Italy's national data protection authority has taken decisive action against Emirates, announcing a significant financial penalty of €180,000 (approximately $208,890). This regulatory move follows an investigation into how the airline managed the sensitive health information of passengers requiring special assistance due to reduced mobility. The incident highlights the growing global scrutiny over the privacy of passenger health data by major international carriers.
The regulatory inquiry was initiated after a formal grievance was filed by a passenger. The individual alleged that Emirates had compelled her to complete a medical documentation form, despite the fact that she did not fall into any of the specific categories that necessitated such detailed health disclosures. This prompted authorities to review the airline's internal procedures regarding the collection and management of sensitive customer records.
Regulatory Findings on Data Handling and Transparency
While the Italian watchdog acknowledged that the processing of health-related information is often essential for ensuring traveler safety and providing appropriate transit assistance, they identified several critical failures in the airline's implementation. Specifically, the regulator determined that the privacy of passenger health data was compromised due to a lack of transparency and adherence to strict storage protocols.

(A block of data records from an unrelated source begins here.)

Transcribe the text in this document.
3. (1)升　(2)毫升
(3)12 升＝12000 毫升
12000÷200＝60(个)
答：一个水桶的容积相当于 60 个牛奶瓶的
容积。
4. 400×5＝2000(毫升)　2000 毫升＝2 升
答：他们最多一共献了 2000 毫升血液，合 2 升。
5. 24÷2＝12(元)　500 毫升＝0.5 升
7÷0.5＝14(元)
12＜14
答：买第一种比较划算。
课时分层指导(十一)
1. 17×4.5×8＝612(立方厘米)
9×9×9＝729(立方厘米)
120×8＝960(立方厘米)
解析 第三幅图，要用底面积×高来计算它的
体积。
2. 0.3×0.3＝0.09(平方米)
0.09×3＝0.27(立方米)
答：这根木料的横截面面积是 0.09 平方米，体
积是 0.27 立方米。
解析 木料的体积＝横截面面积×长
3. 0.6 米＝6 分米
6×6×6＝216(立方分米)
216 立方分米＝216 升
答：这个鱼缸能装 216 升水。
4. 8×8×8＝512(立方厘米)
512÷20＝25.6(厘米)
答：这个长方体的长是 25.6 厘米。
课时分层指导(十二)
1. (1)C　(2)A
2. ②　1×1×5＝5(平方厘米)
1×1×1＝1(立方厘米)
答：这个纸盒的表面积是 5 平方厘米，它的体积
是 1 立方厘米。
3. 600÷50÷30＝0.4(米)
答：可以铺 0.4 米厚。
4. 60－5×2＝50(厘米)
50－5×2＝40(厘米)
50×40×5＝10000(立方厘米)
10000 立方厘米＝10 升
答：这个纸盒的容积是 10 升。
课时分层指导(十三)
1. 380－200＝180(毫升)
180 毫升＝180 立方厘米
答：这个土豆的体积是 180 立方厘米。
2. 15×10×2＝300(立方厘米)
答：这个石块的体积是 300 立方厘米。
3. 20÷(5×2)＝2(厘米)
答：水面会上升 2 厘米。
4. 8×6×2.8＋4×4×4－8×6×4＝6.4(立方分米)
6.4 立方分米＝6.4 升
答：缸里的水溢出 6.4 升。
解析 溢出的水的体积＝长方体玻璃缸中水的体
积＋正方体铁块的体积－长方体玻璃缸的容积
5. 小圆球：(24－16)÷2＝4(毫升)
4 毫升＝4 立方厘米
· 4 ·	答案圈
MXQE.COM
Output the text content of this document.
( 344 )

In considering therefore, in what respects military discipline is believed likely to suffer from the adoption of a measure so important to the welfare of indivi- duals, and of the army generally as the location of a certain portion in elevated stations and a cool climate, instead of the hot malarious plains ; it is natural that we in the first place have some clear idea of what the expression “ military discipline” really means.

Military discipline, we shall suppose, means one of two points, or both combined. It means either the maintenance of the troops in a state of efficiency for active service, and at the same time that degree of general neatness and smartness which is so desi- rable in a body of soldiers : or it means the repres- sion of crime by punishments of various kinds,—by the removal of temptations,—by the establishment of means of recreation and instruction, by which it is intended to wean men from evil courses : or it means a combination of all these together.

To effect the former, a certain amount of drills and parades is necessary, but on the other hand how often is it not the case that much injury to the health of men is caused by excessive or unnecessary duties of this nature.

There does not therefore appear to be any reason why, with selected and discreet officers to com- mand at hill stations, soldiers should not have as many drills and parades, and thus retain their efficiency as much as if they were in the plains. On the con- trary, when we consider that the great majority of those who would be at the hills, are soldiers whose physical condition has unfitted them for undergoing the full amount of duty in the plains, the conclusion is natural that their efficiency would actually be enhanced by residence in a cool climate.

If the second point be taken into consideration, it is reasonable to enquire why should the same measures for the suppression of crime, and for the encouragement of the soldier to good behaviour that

The authority reported that Emirates failed to provide passengers with sufficiently clear or comprehensive privacy notices, both through its digital platforms and during direct interactions with ground staff. Furthermore, investigators discovered that the airline maintained these sensitive medical forms in their internal database for a period of seven years. The regulator concluded that this duration was both disproportionate and excessive, violating standard data minimization principles intended to protect individual privacy.
This enforcement action serves as a stark reminder of the regulatory risks faced by global corporations when handling private data. The ruling emphasizes the necessity for companies to align their internal data management policies with stringent data protection mandates, ensuring that consumer information is handled ethically and transparently. As the privacy of passenger health data continues to be a priority for regulators across Europe, airlines must ensure that their collection practices are justified, transparent, and strictly time-bound to maintain compliance with modern digital rights protections.